Department of Neurosurgery, Osaka University Graduate School of Medicine, Suita, Osaka, Japan.
NMC Case Rep J. 2023 Sep 29;10:241-245. doi: 10.2176/jns-nmc.2023-0076. eCollection 2023.
A 54-year-old man with no medical history presented to our hospital with vomiting, left hemiplegia, and seizures. On arrival, he was experiencing generalized tonic-clonic seizures, which required him to be intubated and deeply sedated. Contrast-enhanced computed tomography revealed extensive venous sinus obstruction from the superior sagittal sinus to the bilateral sigmoid sinus and cerebral edema with intracranial hemorrhage. An intracranial pressure (ICP) monitor was immediately placed intracranially, and mechanical thrombectomy (MT) was performed under ICP monitoring. MT was immediately terminated when the venous sinus was partially recanalized enough to decrease the ICP; then, anticoagulation therapy was initiated. Postoperative follow-up angiography revealed that venous sinus obstruction and intracranial venous perfusion improved over time. Although he had intracranial hemorrhage-induced left hemiplegia and sensory deficits, his condition improved with rehabilitation, and the patient was eventually discharged home. The indication criteria and techniques for MT for cerebral venous sinus thrombosis are yet to be established. As in this case, in patients with impaired consciousness due to intracranial hemorrhage or epilepsy, preoperative ICP monitor placement is deemed useful to evaluate venous perfusion during MT and decide the treatment goal.

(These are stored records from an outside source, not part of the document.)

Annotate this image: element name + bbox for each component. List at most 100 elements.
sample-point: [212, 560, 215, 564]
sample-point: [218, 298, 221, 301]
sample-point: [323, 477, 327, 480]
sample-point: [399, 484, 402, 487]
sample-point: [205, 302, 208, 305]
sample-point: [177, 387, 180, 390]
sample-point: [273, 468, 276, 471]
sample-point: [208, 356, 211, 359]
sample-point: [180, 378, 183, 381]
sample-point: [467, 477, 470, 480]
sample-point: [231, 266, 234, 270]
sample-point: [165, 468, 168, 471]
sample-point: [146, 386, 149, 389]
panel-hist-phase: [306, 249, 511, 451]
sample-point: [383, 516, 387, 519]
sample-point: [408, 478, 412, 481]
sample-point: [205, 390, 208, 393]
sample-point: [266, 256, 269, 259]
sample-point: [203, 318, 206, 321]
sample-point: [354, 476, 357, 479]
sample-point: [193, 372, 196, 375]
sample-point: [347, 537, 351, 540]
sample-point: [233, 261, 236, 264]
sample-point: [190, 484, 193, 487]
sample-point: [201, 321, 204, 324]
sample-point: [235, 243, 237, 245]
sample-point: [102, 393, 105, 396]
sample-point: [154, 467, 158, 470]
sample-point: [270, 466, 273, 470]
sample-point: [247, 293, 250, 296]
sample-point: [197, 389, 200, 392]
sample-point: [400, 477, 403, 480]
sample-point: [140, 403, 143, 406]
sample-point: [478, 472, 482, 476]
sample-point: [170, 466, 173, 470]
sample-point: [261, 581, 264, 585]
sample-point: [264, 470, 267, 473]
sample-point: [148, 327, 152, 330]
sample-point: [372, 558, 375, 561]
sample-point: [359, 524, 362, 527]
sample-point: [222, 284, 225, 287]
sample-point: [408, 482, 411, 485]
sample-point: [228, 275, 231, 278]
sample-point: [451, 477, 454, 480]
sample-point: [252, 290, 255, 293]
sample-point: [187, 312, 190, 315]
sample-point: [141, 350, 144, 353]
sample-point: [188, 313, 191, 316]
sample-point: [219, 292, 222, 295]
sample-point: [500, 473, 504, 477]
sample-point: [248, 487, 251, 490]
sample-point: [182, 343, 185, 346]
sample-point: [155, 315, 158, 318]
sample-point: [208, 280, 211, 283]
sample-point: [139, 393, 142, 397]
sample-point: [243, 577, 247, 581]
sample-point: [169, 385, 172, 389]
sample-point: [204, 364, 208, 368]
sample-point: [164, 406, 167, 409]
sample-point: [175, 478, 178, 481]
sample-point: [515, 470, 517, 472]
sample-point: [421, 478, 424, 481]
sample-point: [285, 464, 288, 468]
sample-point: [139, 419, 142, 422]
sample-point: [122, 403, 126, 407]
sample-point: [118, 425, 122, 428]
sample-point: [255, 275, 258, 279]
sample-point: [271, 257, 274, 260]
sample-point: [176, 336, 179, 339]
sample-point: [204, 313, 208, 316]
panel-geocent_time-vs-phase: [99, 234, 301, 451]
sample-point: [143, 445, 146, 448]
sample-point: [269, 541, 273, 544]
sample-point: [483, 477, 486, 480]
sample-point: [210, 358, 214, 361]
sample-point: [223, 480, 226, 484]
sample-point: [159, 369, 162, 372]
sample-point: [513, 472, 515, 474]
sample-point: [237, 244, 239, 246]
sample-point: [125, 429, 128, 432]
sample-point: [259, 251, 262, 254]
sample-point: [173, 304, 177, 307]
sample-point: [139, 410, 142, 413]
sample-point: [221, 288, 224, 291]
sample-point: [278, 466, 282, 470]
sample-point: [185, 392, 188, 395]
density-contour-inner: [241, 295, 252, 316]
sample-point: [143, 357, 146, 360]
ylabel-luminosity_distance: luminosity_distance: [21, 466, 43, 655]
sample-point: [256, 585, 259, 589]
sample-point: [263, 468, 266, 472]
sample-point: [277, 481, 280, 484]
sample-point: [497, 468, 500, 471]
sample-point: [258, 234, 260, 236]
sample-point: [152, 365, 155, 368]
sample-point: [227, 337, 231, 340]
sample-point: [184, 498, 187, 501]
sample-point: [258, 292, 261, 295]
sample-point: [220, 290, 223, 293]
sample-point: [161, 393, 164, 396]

一名无病史的54岁男性因呕吐、左侧偏瘫和癫痫发作前来我院就诊。入院时,他正在经历全身性强直阵挛性癫痫发作,这需要对他进行插管并深度镇静。增强计算机断层扫描显示,从上矢状窦到双侧乙状窦存在广泛的静脉窦阻塞,伴有脑水肿和颅内出血。立即在颅内放置颅内压(ICP)监测器,并在ICP监测下进行机械取栓术(MT)。当静脉窦部分再通足以降低ICP时,MT立即终止;然后开始抗凝治疗。术后随访血管造影显示,静脉窦阻塞和颅内静脉灌注随时间改善。尽管他因颅内出血导致左侧偏瘫和感觉障碍,但通过康复治疗他的病情有所改善,患者最终出院回家。脑静脉窦血栓形成的MT适应证标准和技术尚未确立。就像这个病例一样,对于因颅内出血或癫痫导致意识障碍的患者,术前放置ICP监测器被认为有助于评估MT期间的静脉灌注并确定治疗目标。